The answer involved giving up control to his actors, his cinematographer and to the energy of improv. The method produced a much more exhilarating, energized film than something scripted and full of conventional cuts. “We don’t want lies. We don’t want scripts,” he says. “We want stories, and we want pain. We want love and run-for-your-life, the real thing. We want pure joy, not a performance.” Instead of micromanaging his actors, he pushed them to understand their characters, invent their roles in the middle of the action, then come back to him to discuss the choices they’d made. “If they don’t own their parts, if they don’t make it entirely theirs, they can’t go through these two-plus hours.”

In most interviews, Schipper draws on Francis Ford Coppola presenting "Apocalypse Now" at Cannes with the quote, “My film is not about Vietnam. It is Vietnam.” Schipper feels that in the same way, "Victoria" actually is a bank robbery: It’s a guerilla-style art project, an extended illicit act of public creativity. And for him, the unconventional methods give the film its life, in the same way that with "Apocalypse Now," “it’s obvious in the performances that they didn’t just go to the Philippines, go through the pages of the script, and come back home. It was a crazy process that transcended the script, and maybe any plan they ever had with the project. I think when you watch a film, you feel the process that was going on when this film was being made.”

Schipper says he’s wary of suggesting that “we live in a bad cultural time,” because that would be overstating.
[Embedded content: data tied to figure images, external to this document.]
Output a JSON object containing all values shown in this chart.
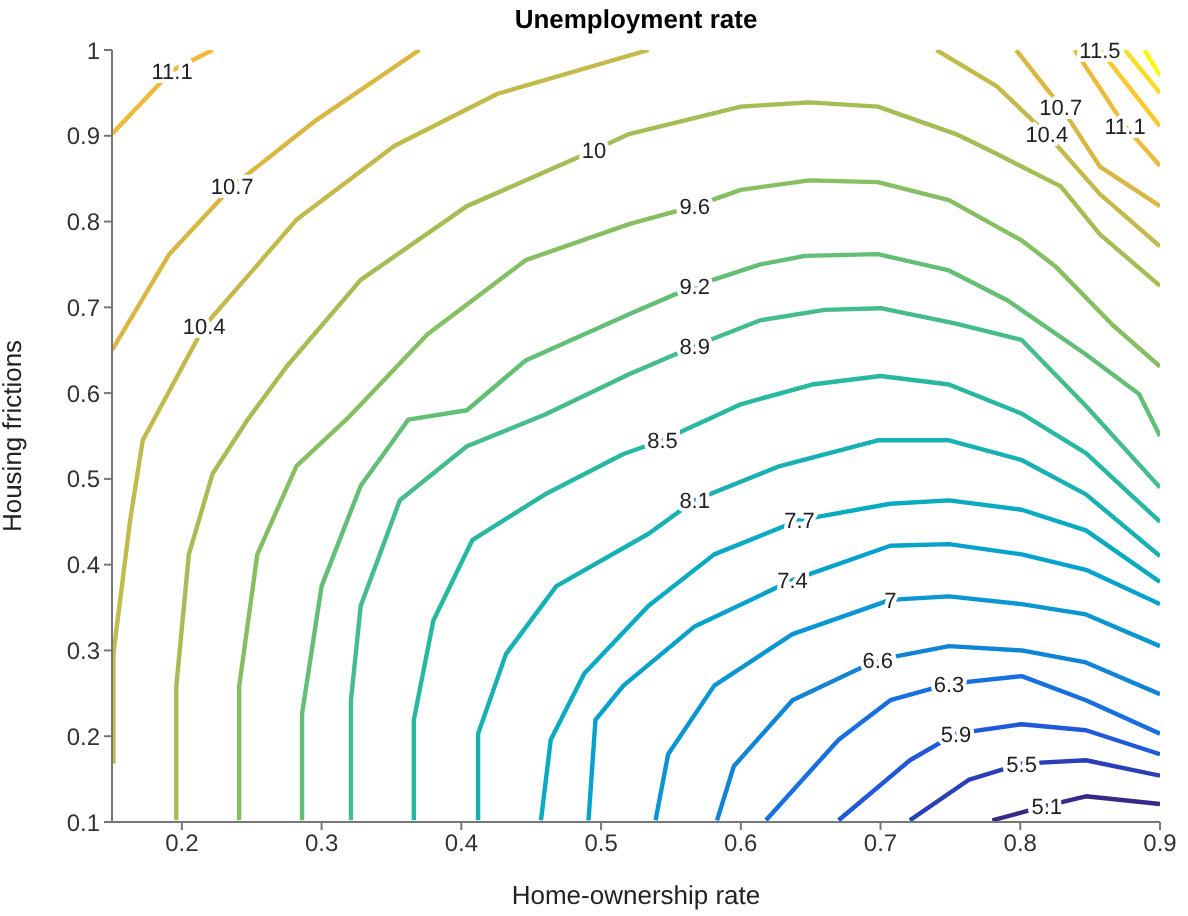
{
  "chart_data": {
    "type": "line",
    "title": "Unemployment rate",
    "xlabel": "Home-ownership rate",
    "ylabel": "Housing frictions",
    "xlim": [
      0.15,
      0.9
    ],
    "ylim": [
      0.1,
      1
    ],
    "xticks": [
      0.2,
      0.3,
      0.4,
      0.5,
      0.6,
      0.7,
      0.8,
      0.9
    ],
    "yticks": [
      0.1,
      0.2,
      0.3,
      0.4,
      0.5,
      0.6,
      0.7,
      0.8,
      0.9,
      1
    ],
    "grid": false,
    "legend": false,
    "marker": "none",
    "line_style": "solid",
    "series": [
      {
        "name": "5.1",
        "color": "#352a87",
        "x": [
          0.78,
          0.819,
          0.847,
          0.9
        ],
        "values": [
          0.102,
          0.119,
          0.13,
          0.121
        ]
      },
      {
        "name": "5.5",
        "color": "#2a3fb5",
        "x": [
          0.721,
          0.763,
          0.801,
          0.847,
          0.9
        ],
        "values": [
          0.102,
          0.149,
          0.168,
          0.172,
          0.154
        ]
      },
      {
        "name": "5.9",
        "color": "#1f58d8",
        "x": [
          0.67,
          0.721,
          0.754,
          0.801,
          0.847,
          0.9
        ],
        "values": [
          0.102,
          0.172,
          0.203,
          0.214,
          0.207,
          0.179
        ]
      },
      {
        "name": "6.3",
        "color": "#176fe0",
        "x": [
          0.618,
          0.67,
          0.707,
          0.749,
          0.801,
          0.847,
          0.9
        ],
        "values": [
          0.102,
          0.196,
          0.242,
          0.261,
          0.27,
          0.242,
          0.203
        ]
      },
      {
        "name": "6.6",
        "color": "#1284d6",
        "x": [
          0.583,
          0.595,
          0.637,
          0.698,
          0.749,
          0.801,
          0.847,
          0.9
        ],
        "values": [
          0.102,
          0.165,
          0.242,
          0.289,
          0.305,
          0.3,
          0.286,
          0.249
        ]
      },
      {
        "name": "7",
        "color": "#0b96d2",
        "x": [
          0.539,
          0.548,
          0.581,
          0.637,
          0.707,
          0.749,
          0.801,
          0.847,
          0.9
        ],
        "values": [
          0.102,
          0.179,
          0.259,
          0.319,
          0.359,
          0.363,
          0.354,
          0.342,
          0.305
        ]
      },
      {
        "name": "7.4",
        "color": "#06a2cc",
        "x": [
          0.491,
          0.496,
          0.516,
          0.567,
          0.637,
          0.707,
          0.749,
          0.801,
          0.847,
          0.9
        ],
        "values": [
          0.102,
          0.219,
          0.259,
          0.328,
          0.382,
          0.422,
          0.424,
          0.412,
          0.394,
          0.354
        ]
      },
      {
        "name": "7.7",
        "color": "#08abc2",
        "x": [
          0.457,
          0.464,
          0.488,
          0.534,
          0.581,
          0.642,
          0.707,
          0.749,
          0.801,
          0.847,
          0.9
        ],
        "values": [
          0.102,
          0.196,
          0.273,
          0.352,
          0.412,
          0.452,
          0.471,
          0.475,
          0.464,
          0.44,
          0.38
        ]
      },
      {
        "name": "8.1",
        "color": "#17b1b4",
        "x": [
          0.412,
          0.412,
          0.432,
          0.468,
          0.534,
          0.567,
          0.628,
          0.698,
          0.749,
          0.801,
          0.847,
          0.9
        ],
        "values": [
          0.102,
          0.203,
          0.296,
          0.375,
          0.436,
          0.475,
          0.515,
          0.545,
          0.545,
          0.522,
          0.482,
          0.41
        ]
      },
      {
        "name": "8.5",
        "color": "#28b8a2",
        "x": [
          0.366,
          0.366,
          0.38,
          0.408,
          0.46,
          0.516,
          0.544,
          0.6,
          0.651,
          0.7,
          0.749,
          0.801,
          0.847,
          0.9
        ],
        "values": [
          0.102,
          0.219,
          0.335,
          0.429,
          0.482,
          0.529,
          0.545,
          0.587,
          0.61,
          0.62,
          0.61,
          0.576,
          0.53,
          0.45
        ]
      },
      {
        "name": "8.9",
        "color": "#45bc8b",
        "x": [
          0.321,
          0.321,
          0.328,
          0.356,
          0.404,
          0.46,
          0.52,
          0.567,
          0.614,
          0.66,
          0.7,
          0.754,
          0.801,
          0.847,
          0.9
        ],
        "values": [
          0.102,
          0.242,
          0.352,
          0.475,
          0.538,
          0.575,
          0.622,
          0.655,
          0.685,
          0.697,
          0.699,
          0.681,
          0.662,
          0.585,
          0.49
        ]
      },
      {
        "name": "9.2",
        "color": "#63be76",
        "x": [
          0.286,
          0.286,
          0.3,
          0.328,
          0.362,
          0.404,
          0.446,
          0.52,
          0.567,
          0.614,
          0.646,
          0.698,
          0.749,
          0.791,
          0.847,
          0.885,
          0.9
        ],
        "values": [
          0.102,
          0.226,
          0.375,
          0.492,
          0.569,
          0.58,
          0.638,
          0.692,
          0.725,
          0.75,
          0.76,
          0.762,
          0.743,
          0.708,
          0.645,
          0.599,
          0.55
        ]
      },
      {
        "name": "9.6",
        "color": "#85bf62",
        "x": [
          0.241,
          0.241,
          0.254,
          0.282,
          0.32,
          0.376,
          0.446,
          0.52,
          0.567,
          0.6,
          0.649,
          0.698,
          0.749,
          0.801,
          0.825,
          0.867,
          0.9
        ],
        "values": [
          0.102,
          0.258,
          0.412,
          0.515,
          0.573,
          0.669,
          0.755,
          0.797,
          0.818,
          0.837,
          0.848,
          0.846,
          0.825,
          0.778,
          0.748,
          0.678,
          0.631
        ]
      },
      {
        "name": "10",
        "color": "#a4bd55",
        "x": [
          0.196,
          0.196,
          0.205,
          0.222,
          0.247,
          0.275,
          0.328,
          0.404,
          0.495,
          0.52,
          0.6,
          0.649,
          0.698,
          0.754,
          0.783,
          0.829,
          0.857,
          0.9
        ],
        "values": [
          0.102,
          0.258,
          0.412,
          0.506,
          0.569,
          0.631,
          0.732,
          0.818,
          0.883,
          0.902,
          0.934,
          0.939,
          0.934,
          0.902,
          0.879,
          0.841,
          0.785,
          0.725
        ]
      },
      {
        "name": "10.4",
        "color": "#c2ba4a",
        "x": [
          0.151,
          0.151,
          0.163,
          0.172,
          0.216,
          0.282,
          0.352,
          0.426,
          0.534
        ],
        "values": [
          0.168,
          0.296,
          0.452,
          0.545,
          0.678,
          0.802,
          0.888,
          0.949,
          1.0
        ]
      },
      {
        "name": "10.4",
        "color": "#c2ba4a",
        "x": [
          0.74,
          0.783,
          0.819,
          0.857,
          0.9
        ],
        "values": [
          1.0,
          0.958,
          0.902,
          0.832,
          0.771
        ]
      },
      {
        "name": "10.7",
        "color": "#dab742",
        "x": [
          0.15,
          0.191,
          0.236,
          0.296,
          0.37
        ],
        "values": [
          0.65,
          0.762,
          0.841,
          0.918,
          1.0
        ]
      },
      {
        "name": "10.7",
        "color": "#dab742",
        "x": [
          0.797,
          0.829,
          0.857,
          0.9
        ],
        "values": [
          1.0,
          0.934,
          0.864,
          0.818
        ]
      },
      {
        "name": "11.1",
        "color": "#efb93a",
        "x": [
          0.15,
          0.193,
          0.222
        ],
        "values": [
          0.902,
          0.976,
          1.0
        ]
      },
      {
        "name": "11.1",
        "color": "#efb93a",
        "x": [
          0.839,
          0.875,
          0.9
        ],
        "values": [
          1.0,
          0.911,
          0.865
        ]
      },
      {
        "name": "11.5",
        "color": "#fbc92d",
        "x": [
          0.857,
          0.9
        ],
        "values": [
          1.0,
          0.911
        ]
      },
      {
        "color": "#f8dd22",
        "x": [
          0.875,
          0.9
        ],
        "values": [
          1.0,
          0.95
        ]
      },
      {
        "color": "#f9f90f",
        "x": [
          0.889,
          0.9
        ],
        "values": [
          1.0,
          0.97
        ]
      }
    ]
  }
}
But he sees a danger in the increasingly sophisticated ways post-production manipulation can eliminate any shooting mistake or rough patches in a film. "Victoria" doesn’t feel seamless to him: There are still things that bother him, like when the male lead, played by Frederick Lau, puts his beer down on a piano, and it sits in one long, emotional shot “with the label facing the camera.” "Victoria" was only shot three times—the theatrical release is the third take—and in the previous two, Schipper told Lau not to leave the beer in the shot, “but he always forgot. That’s why this business is so crazy. That’s why directors are so crazy. Because how could they not be?”

Still, according to Schipper, the best music in the world is soul music—but only if there’s pain and grit in it, “some kind of dirt under the fingernails of your soul. And the worst music in the world is also soul—clean radio soul. You need your mistakes. For me, I don’t see anything [in this film] I want to change.”
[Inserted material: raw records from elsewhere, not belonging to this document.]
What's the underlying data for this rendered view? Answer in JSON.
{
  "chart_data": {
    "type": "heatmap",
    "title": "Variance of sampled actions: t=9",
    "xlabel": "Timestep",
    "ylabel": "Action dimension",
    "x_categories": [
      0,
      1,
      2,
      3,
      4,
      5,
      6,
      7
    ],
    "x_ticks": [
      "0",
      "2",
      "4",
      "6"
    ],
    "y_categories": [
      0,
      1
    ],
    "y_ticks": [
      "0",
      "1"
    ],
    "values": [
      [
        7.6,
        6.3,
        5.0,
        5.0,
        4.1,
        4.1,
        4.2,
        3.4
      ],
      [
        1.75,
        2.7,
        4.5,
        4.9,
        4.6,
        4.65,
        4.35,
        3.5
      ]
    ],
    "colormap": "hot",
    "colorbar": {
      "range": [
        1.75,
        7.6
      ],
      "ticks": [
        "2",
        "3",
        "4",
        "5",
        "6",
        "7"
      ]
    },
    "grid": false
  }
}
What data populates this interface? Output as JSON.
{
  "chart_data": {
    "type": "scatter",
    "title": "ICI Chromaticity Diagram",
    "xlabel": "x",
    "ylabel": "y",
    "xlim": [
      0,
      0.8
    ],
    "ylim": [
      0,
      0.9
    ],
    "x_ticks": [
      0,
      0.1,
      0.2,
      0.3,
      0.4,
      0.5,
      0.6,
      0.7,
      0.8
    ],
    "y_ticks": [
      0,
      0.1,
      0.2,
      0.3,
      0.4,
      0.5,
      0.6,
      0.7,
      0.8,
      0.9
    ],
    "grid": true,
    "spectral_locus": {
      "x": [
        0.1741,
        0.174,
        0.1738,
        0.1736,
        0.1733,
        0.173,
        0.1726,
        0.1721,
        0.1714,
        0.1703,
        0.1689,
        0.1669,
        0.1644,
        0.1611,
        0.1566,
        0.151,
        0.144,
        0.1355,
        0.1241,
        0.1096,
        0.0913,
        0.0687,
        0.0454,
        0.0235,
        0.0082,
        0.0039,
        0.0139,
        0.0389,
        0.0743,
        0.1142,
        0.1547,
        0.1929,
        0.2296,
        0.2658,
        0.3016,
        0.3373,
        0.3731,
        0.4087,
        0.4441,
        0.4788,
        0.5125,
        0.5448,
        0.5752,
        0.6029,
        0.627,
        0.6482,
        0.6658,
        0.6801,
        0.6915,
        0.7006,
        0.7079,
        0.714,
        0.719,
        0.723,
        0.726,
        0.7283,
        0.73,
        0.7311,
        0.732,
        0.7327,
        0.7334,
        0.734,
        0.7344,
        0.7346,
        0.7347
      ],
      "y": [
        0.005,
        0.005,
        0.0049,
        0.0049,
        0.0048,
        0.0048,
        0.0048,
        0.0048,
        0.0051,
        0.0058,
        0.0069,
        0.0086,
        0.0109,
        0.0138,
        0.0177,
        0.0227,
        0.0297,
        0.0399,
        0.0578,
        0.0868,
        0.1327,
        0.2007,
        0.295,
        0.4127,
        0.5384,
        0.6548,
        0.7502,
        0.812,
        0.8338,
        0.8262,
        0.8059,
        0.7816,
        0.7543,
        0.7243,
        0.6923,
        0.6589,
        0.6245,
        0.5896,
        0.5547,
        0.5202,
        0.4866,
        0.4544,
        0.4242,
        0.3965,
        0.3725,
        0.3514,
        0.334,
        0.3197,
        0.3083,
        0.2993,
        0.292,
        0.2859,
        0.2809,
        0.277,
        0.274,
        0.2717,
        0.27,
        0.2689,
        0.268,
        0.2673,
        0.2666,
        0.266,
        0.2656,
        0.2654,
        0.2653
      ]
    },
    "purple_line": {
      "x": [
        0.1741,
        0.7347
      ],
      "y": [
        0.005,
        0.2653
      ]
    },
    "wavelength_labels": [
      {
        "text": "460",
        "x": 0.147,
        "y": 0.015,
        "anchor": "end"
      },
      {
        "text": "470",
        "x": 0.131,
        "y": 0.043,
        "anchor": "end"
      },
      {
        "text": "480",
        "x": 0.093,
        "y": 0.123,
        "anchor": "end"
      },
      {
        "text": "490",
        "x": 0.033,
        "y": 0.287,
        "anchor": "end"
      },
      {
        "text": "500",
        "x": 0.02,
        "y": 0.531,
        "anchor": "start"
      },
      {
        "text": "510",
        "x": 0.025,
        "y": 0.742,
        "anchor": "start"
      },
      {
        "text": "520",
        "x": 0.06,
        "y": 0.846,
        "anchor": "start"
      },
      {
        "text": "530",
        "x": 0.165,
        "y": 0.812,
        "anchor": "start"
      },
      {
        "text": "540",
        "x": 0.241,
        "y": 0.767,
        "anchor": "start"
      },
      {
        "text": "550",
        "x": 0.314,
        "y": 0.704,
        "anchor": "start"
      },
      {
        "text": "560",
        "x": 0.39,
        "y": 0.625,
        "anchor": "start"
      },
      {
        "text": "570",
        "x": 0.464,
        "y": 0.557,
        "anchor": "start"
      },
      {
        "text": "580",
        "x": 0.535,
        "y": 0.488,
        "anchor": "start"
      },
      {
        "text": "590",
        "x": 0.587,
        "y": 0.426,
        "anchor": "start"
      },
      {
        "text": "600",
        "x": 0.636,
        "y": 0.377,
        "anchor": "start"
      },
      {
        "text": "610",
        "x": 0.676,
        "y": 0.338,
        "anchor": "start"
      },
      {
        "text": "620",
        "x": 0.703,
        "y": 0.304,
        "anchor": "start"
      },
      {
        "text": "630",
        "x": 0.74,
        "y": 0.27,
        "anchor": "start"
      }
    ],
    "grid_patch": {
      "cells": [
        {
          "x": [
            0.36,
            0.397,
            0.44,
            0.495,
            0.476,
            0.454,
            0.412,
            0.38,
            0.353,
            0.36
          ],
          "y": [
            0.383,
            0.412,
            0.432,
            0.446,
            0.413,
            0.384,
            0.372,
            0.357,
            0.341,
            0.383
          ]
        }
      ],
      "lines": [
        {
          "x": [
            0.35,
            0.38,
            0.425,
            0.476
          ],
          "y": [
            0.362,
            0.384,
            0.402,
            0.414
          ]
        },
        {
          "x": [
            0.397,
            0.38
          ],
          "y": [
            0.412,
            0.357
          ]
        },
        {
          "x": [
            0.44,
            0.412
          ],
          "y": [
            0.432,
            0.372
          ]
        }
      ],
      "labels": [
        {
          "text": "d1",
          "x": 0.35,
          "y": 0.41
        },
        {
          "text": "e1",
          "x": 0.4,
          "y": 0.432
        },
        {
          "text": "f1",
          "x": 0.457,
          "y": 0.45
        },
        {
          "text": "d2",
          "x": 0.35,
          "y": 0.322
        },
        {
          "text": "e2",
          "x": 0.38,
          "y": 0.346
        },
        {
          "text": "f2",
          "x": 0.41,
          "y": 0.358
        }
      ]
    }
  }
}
Schipper says he has no interest in making another single-take film. What he’s learned from Victoria instead is that he wants to keep creating collaborative works, and finding new ways to bring immediacy into his projects. “On some crazy level, certain beautiful and maybe even divine things can only happen if you jump. And if you jump, you jump. That doesn’t mean you’re brainless and you don’t know anything. But if you want to discover the North Pole, or record A Love Supreme in three days, you just gotta go. You better know what you’re doing, and you have to believe in what you’re doing. But you’ve still just got to go.”

Victoria is in limited theatrical release around the country, with openings at Chicago’s Music Box Theatre on Nov. 6, Landmark “E” Street Cinemas in Washington D.C. on Nov. 13, and more planned in New York, Arizona, Minnesota, Maryland, and more. Check Adopt Films’ release page for local release dates.

Tasha Robinson is a freelance writer and a former Senior Editor at The Dissolve.